154.うれしい!(不二切)
 僕の部活が休みの土曜日。もう殆んど習慣になりつつある、荷物持ち。自分の部活もあるだろうに、声をかけた時に彼が断った試しが無い。たまに、撮影しないからと連絡をしないでいると、彼の方から連絡がかかってくる。
 写真を取る僕の隣で、ただ荷物を持っている。それだけなのに。彼は何故そんなに楽しそうなんだろう。
「随分と、楽しそうだね」
 一通り撮影を終えると、鼻歌を歌いながら待っていた彼に言った。
「楽しいっスよ」
 カメラのケースを開けながら、答える。僕はそこにカメラをしまうと、近くのベンチに彼と座った。
「ただの荷物持ちなのに?」
「ただのって。不二サンにとってはそうかもしれないっすけど。オレにとってはデートと同じ。だから楽しいっスよ」
 ニッと微笑う。その笑顔とは反対に、彼はおずおずと僕に近づいてきた。しょうがないな。今までは拒絶してたけど、今日はそんなに陽射しが強くないから。そのまま何もしないでいると、彼が僕の肩に頬を寄せた。
「……楽しいっつーか、嬉しいかもしれないっスね」
「嬉しい?」
 彼の頭がすぐそこにある所為で、僕は眼だけで彼を見た。少し頭の角度を変えた彼が、僕を見上げる。
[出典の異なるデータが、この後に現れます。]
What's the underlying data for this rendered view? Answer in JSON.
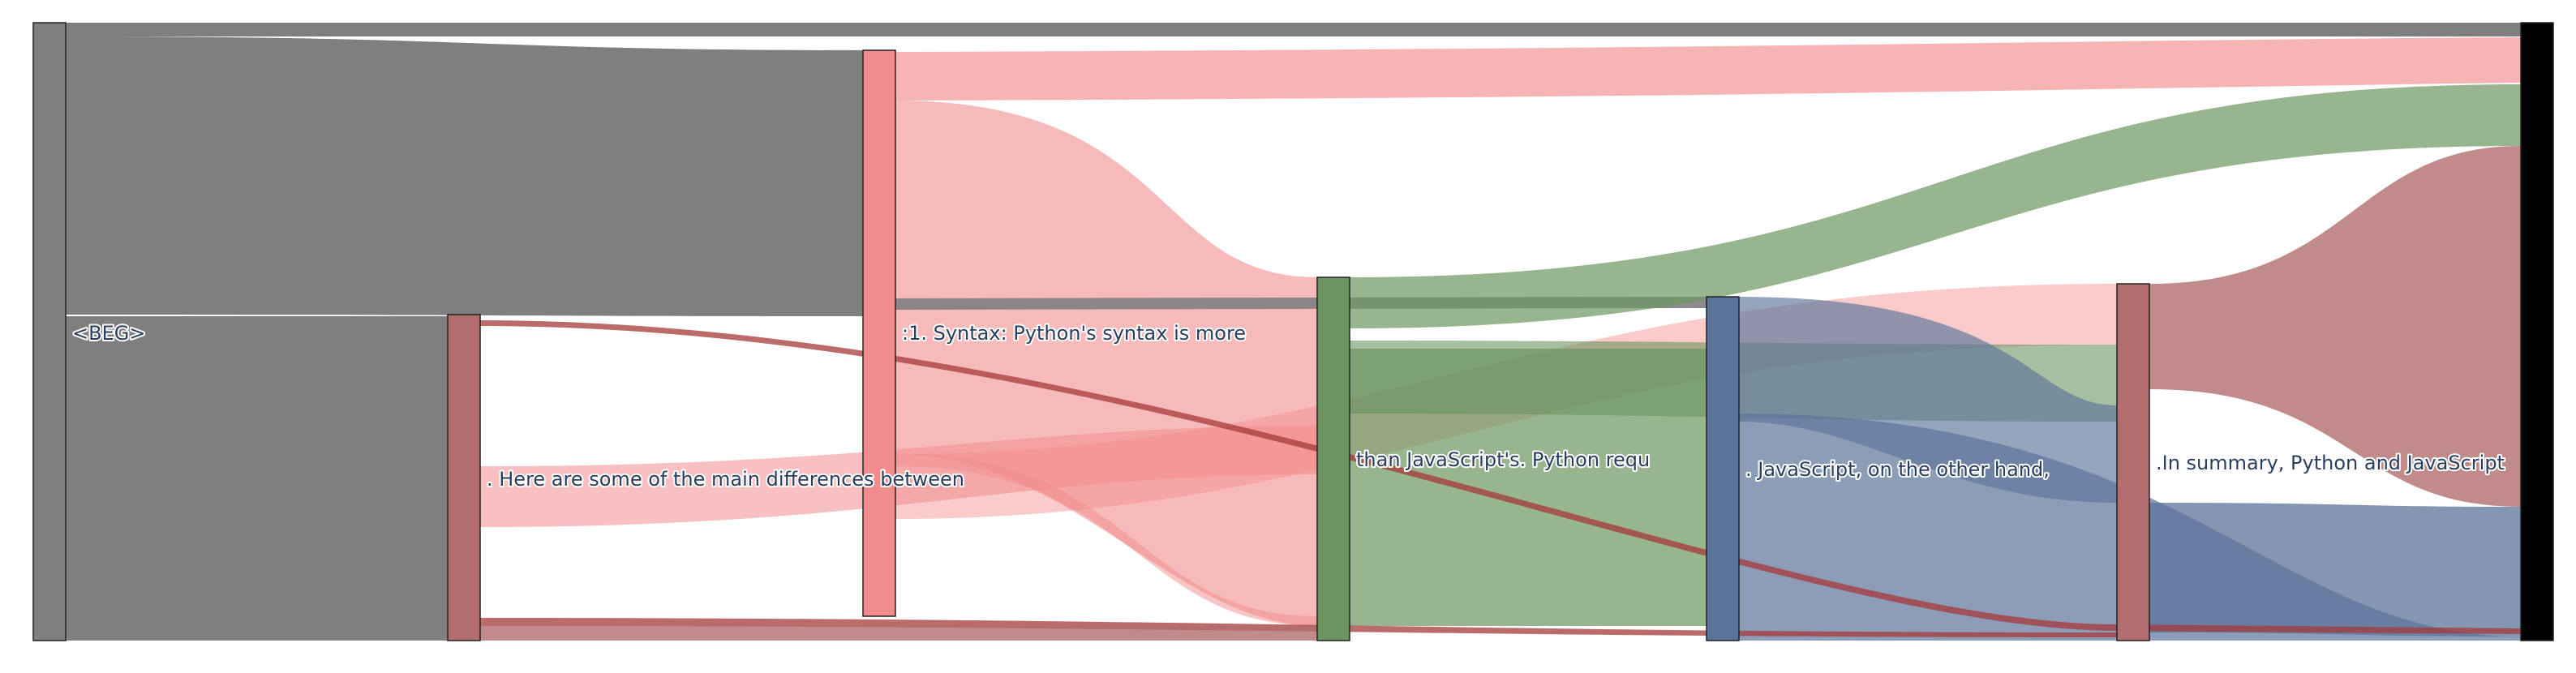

「そうすよ。だって不二サン、オレのこと好きじゃないっしょ」
「うん。嫌いだね」
「……そんなはっきり言わないでくださいよ。もう、オレはあの時とは違うんスから」
 苦笑しながら言う彼に、僕は微笑った。
 確かに、あの時までとは違う。誰かを傷つけることしか考えていなかった彼が、今では犬のように僕に擦り寄り尻尾を振ってるんだから。
 まぁ今は、僕の嫌いと言う言葉に、ピンと立っていた耳も激しく振っていた尻尾も、しょぼんとしてしまっているけど。
「でもっス。そんな不二サンが、どんな理由であれオレと一緒に時間を過ごしてくれてる。こんな嬉しいことってないじゃないっスか」
 顔を離し、僕を見る。曖昧に微笑って見せると、彼はニッと微笑ってまた尻尾を振り出した。
「だから、オレは今すっごく嬉しいし、楽しいんス」
「そっか。安上がりだね」
「高望みしたって叶わないっスからね。コツコツと行きますよ」
 コツコツ、か。ということは、いずれは僕とどうにかって言うのを考えていくってことなのかな。そんなこと、一生かかってもありえないんだけど。
 まぁ、いいか。
「ん。まぁ、頑張ってね」
 にっこりと微笑い、彼の頭を撫でる。嬉しそうにそれを受けた彼は、頑張るっス、とさらに意気込んだようだった。